An ideal world hinges on stability – Virat Kohli staying on as Captain across all formats while a younger, calmer K.L. Rahul would be groomed, first as Vice Captain, and then bled in slowly through captaincy in T20s, ODIs and, finally, the Test squad. This, in a roundabout manner, is what Kohli himself had envisaged when stepping down as T20 captain – he would make way for the next generation while providing the experience of the older one, much like Dhoni did previously.
Not that the Kohli-Shastri years were perfect by any stretch. The test successes has rightfully won global plaudits; the ICC tournament failures are glaring. But it is in the minute management decisions that the fallout has found its fuel – the mistreatment of Kuldeep Yadav, the culling of (the admittedly arrogant but brilliant) Ashwin, the inexplicable skewering of balance in the team, the over-reliance on certain players picked on name rather than form.

But the Rohit Sharma era is a non-sequitur. An older captain than the one just gone, and whose CV consists mainly of IPL success, reeks of instant gratification. True foresight, true aptitude in a planning role, demands staying resolute in the willowing, wuthering winds of public opinion and pressure. There is a very real danger that, regardless of Indian success in ICC tournaments in 2022 and 2023, the team will be woefully underprepared to confront the big bad world after Virat Kohli and Rohit Sharma have gone. Compound this with Rahane’s removal as Vice-Captain in the place of Sharma, rather than Rahul, and India is teetering on the brink of a 2007-style collapse. That Kohli was (allegedly) notified of his (ODI) sacking a mere 90 minutes before the public, attributed of course to the inherently nonsensical “one white-ball captain” ideal – nonsensical because of the disparity in the ODI and T20 team makeups for India; this probably works well for England or Australia – speaks to the game of thrones the BCCI is (once again) afflicted by.

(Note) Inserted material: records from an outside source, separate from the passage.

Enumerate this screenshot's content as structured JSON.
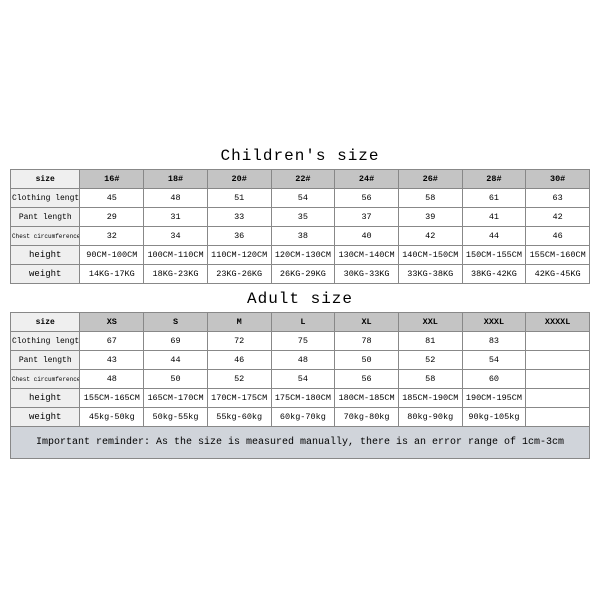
{
  "children": {
    "title": "Children's size",
    "headers": [
      "size",
      "16#",
      "18#",
      "20#",
      "22#",
      "24#",
      "26#",
      "28#",
      "30#"
    ],
    "rows": [
      {
        "label": "Clothing length",
        "labelClass": "rowlabel",
        "cells": [
          "45",
          "48",
          "51",
          "54",
          "56",
          "58",
          "61",
          "63"
        ]
      },
      {
        "label": "Pant length",
        "labelClass": "rowlabel",
        "cells": [
          "29",
          "31",
          "33",
          "35",
          "37",
          "39",
          "41",
          "42"
        ]
      },
      {
        "label": "Chest circumference 1/2",
        "labelClass": "rowlabel-tiny",
        "cells": [
          "32",
          "34",
          "36",
          "38",
          "40",
          "42",
          "44",
          "46"
        ]
      },
      {
        "label": "height",
        "labelClass": "rowlabel-bold",
        "cells": [
          "90CM-100CM",
          "100CM-110CM",
          "110CM-120CM",
          "120CM-130CM",
          "130CM-140CM",
          "140CM-150CM",
          "150CM-155CM",
          "155CM-160CM"
        ]
      },
      {
        "label": "weight",
        "labelClass": "rowlabel-bold",
        "cells": [
          "14KG-17KG",
          "18KG-23KG",
          "23KG-26KG",
          "26KG-29KG",
          "30KG-33KG",
          "33KG-38KG",
          "38KG-42KG",
          "42KG-45KG"
        ]
      }
    ]
  },
  "adult": {
    "title": "Adult size",
    "headers": [
      "size",
      "XS",
      "S",
      "M",
      "L",
      "XL",
      "XXL",
      "XXXL",
      "XXXXL"
    ],
    "rows": [
      {
        "label": "Clothing length",
        "labelClass": "rowlabel",
        "cells": [
          "67",
          "69",
          "72",
          "75",
          "78",
          "81",
          "83",
          ""
        ]
      },
      {
        "label": "Pant length",
        "labelClass": "rowlabel",
        "cells": [
          "43",
          "44",
          "46",
          "48",
          "50",
          "52",
          "54",
          ""
        ]
      },
      {
        "label": "Chest circumference 1/2",
        "labelClass": "rowlabel-tiny",
        "cells": [
          "48",
          "50",
          "52",
          "54",
          "56",
          "58",
          "60",
          ""
        ]
      },
      {
        "label": "height",
        "labelClass": "rowlabel-bold",
        "cells": [
          "155CM-165CM",
          "165CM-170CM",
          "170CM-175CM",
          "175CM-180CM",
          "180CM-185CM",
          "185CM-190CM",
          "190CM-195CM",
          ""
        ]
      },
      {
        "label": "weight",
        "labelClass": "rowlabel-bold",
        "cells": [
          "45kg-50kg",
          "50kg-55kg",
          "55kg-60kg",
          "60kg-70kg",
          "70kg-80kg",
          "80kg-90kg",
          "90kg-105kg",
          ""
        ]
      }
    ]
  },
  "footer": "Important reminder: As the size is measured manually, there is an error range of 1cm-3cm"
}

The saving grace in all this is a certain Mr. Rahul Dravid. It is in his nurturing of youth and impeccably non-abrasive man management skills that the success of the next few years will depend – concurrent short-term and long-term planning. Mr. Peter O’Toole had the insight – “Everyone praises Sachin Tendulkar. He may be a genius in his own right but in my book, Rahul Dravid is the artist. Dravid’s defence tactics, his strokes, his cuts, his grace are truly amazing. I’d like to meet the chap sometime and take my hat off to him.” Indian cricket, at its hedonistic best, has always married style with swagger, elegance with fortitude, tactics with instinct. It is fervently hoped that the South Africa series ignites a period of quiet consistency – both on the pitch and off it. For all artistry is birthed from quiet consistency.